Sexarbeit, Demokratie und Solidarität: Eine persönliche Lektüreempfehlung

Es gibt Bücher, die begleiten einen weit über das Lesen hinaus. "Warum sie uns hassen" von Ruby Rebelde ist für mich ein solches Buch. Es geht um mehr als nur Sexarbeit. Es geht um Sichtbarkeit, um Macht, um die Frage, wer in einer Gesellschaft mitreden darf. Als Mensch, der sich mit dem Thema auseinandersetzt, habe ich mich in vielen Passagen wiedergefunden. Rubys Buch ist analytisch präzise, politisch klar und persönlich berührend. Es fordert heraus, ohne zu belehren und eröffnet Räume für ein anderes, solidarisches Denken.

Warum sie uns hassen – Ein Buch, das mich tief bewegt

Manche Bücher begleiten einen nicht nur durch ein paar Lesestunden, sie nisten sich ein, lassen einen nicht los, verändern etwas im eigenen Blick auf die Welt.
 So erging es mir mit Warum sie uns hassen, geschrieben von Ruby Rebelde, einem Menschen, den ich sehr schätze und mit dem mich eine enge Bekanntschaft verbindet.
Ich habe Ruby in den letzten Jahren als mutige, kluge und unglaublich reflektierte Person kennengelernt. Dass dieses Buch mit so viel Sorgfalt, Herzblut und Präzision geschrieben ist, überrascht mich kein bisschen. Es ist nicht nur fundiert und umfassend recherchiert, es ist auch zutiefst menschlich. Und gerade das macht es so stark.
Ich selbst habe mich künstlerisch intensiv mit dem Thema Sexarbeit auseinandergesetzt. Mein Stück Kein leichtes Mädchen. Käuflicher Liederabend ist aus vielen Gesprächen mit Sexarbeitenden entstanden. Deshalb trifft Rubys Buch bei mir einen ganz persönlichen Nerv.
Schon auf den ersten Seiten formuliert Ruby eine These, die mich nicht mehr loslässt:


„Sexarbeitsfeindlichkeit schadet nicht ‚nur‘ Sexarbeitenden, sie ist eine Bedrohung für Vielfalt und Demokratie.“


Dieser Satz hallt in mir nach. Denn er stellt klar: Wer Sexarbeitende ausgrenzt, tut das oft mit einem autoritären Gesellschaftsbild im Kopf, eins, das vielen Menschen keinen Platz lässt.

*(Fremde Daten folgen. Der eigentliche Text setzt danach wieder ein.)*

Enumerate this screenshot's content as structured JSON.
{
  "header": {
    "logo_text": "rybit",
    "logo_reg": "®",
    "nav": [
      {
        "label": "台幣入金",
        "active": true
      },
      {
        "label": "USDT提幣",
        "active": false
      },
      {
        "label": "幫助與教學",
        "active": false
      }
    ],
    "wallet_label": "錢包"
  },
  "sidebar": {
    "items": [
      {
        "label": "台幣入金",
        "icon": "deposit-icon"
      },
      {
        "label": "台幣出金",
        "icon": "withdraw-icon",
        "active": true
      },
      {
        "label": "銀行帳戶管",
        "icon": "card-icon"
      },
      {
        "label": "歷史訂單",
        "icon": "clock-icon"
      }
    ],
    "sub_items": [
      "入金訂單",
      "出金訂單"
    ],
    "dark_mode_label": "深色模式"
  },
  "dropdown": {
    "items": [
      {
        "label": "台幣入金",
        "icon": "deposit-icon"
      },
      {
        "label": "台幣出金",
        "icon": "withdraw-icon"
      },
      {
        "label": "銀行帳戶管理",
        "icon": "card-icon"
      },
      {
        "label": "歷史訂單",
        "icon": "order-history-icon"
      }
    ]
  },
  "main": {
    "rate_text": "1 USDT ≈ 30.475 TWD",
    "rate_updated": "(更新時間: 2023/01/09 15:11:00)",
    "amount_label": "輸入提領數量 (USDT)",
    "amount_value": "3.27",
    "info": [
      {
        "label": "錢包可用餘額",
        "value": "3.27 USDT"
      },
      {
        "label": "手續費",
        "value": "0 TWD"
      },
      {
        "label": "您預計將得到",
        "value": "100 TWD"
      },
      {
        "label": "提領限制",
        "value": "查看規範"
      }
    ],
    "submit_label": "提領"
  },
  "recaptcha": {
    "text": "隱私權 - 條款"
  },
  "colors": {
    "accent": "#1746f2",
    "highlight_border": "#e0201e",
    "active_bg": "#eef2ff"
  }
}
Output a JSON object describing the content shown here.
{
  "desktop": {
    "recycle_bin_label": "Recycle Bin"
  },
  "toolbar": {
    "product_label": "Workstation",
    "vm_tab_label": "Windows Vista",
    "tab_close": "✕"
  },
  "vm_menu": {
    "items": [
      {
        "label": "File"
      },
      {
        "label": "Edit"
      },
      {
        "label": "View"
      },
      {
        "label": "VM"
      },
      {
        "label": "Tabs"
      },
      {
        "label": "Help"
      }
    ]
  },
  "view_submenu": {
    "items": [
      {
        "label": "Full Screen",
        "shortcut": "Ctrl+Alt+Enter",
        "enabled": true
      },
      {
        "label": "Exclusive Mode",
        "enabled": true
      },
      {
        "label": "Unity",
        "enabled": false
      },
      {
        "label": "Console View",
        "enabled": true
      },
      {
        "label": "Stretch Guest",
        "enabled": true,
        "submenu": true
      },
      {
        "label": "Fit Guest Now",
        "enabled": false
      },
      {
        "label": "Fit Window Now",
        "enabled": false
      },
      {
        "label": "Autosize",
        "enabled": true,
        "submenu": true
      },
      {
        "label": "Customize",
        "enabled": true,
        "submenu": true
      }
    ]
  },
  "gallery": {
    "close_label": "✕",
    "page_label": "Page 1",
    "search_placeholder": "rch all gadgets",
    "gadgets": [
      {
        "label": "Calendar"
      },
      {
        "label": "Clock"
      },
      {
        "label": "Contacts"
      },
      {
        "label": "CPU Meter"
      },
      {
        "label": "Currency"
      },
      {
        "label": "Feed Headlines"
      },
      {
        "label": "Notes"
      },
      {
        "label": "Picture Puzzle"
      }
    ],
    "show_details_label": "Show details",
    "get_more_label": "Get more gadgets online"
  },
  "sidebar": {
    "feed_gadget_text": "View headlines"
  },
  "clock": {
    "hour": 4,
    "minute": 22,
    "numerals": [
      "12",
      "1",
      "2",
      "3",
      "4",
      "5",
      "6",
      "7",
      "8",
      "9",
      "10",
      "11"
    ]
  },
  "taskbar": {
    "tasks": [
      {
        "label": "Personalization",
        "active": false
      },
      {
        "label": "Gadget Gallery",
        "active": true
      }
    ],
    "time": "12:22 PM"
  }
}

Ein Buch mit Tiefgang, Haltung und Herz
Ruby zeigt auf beeindruckende Weise, wie tief die Ablehnung gegenüber Sexarbeitenden in unserer Geschichte verwurzelt ist. Alte Erzählungen über „White Slavery“, also die Vorstellung, dass alle in der Prostitution Opfer sein müssen, wirken bis heute nach, oft unreflektiert, aber wirkungsvoll.
Ruby macht sichtbar, wie diese Narrative bis heute politischen Einfluss haben, und dabei nicht nur an der Realität vorbeigehen, sondern konkret Schaden anrichten.
Besonders bewegt hat mich der Abschnitt über den Feminismus. Ruby fragt: Was bedeutet es eigentlich, wenn wir von „Emanzipation“ sprechen und dabei ganze Berufsgruppen ausschließen? Ruby schreibt klar und liebevoll zugleich: Ein Feminismus, der Sexarbeitende nicht mitdenkt, verfehlt sein eigenes Ziel. Diese Gedanken haben mir neue Perspektiven eröffnet und viele Gespräche angestoßen.
Und auch das Thema Medien wird nicht ausgespart: Wie oft ist das öffentliche Bild von Sexarbeit durch Angst, Klischees oder Sensationslust geprägt? Ruby stellt diesen Darstellungen gut recherchierte Fakten und persönliche Erfahrungen entgegen und schafft es dabei, nie dogmatisch zu wirken.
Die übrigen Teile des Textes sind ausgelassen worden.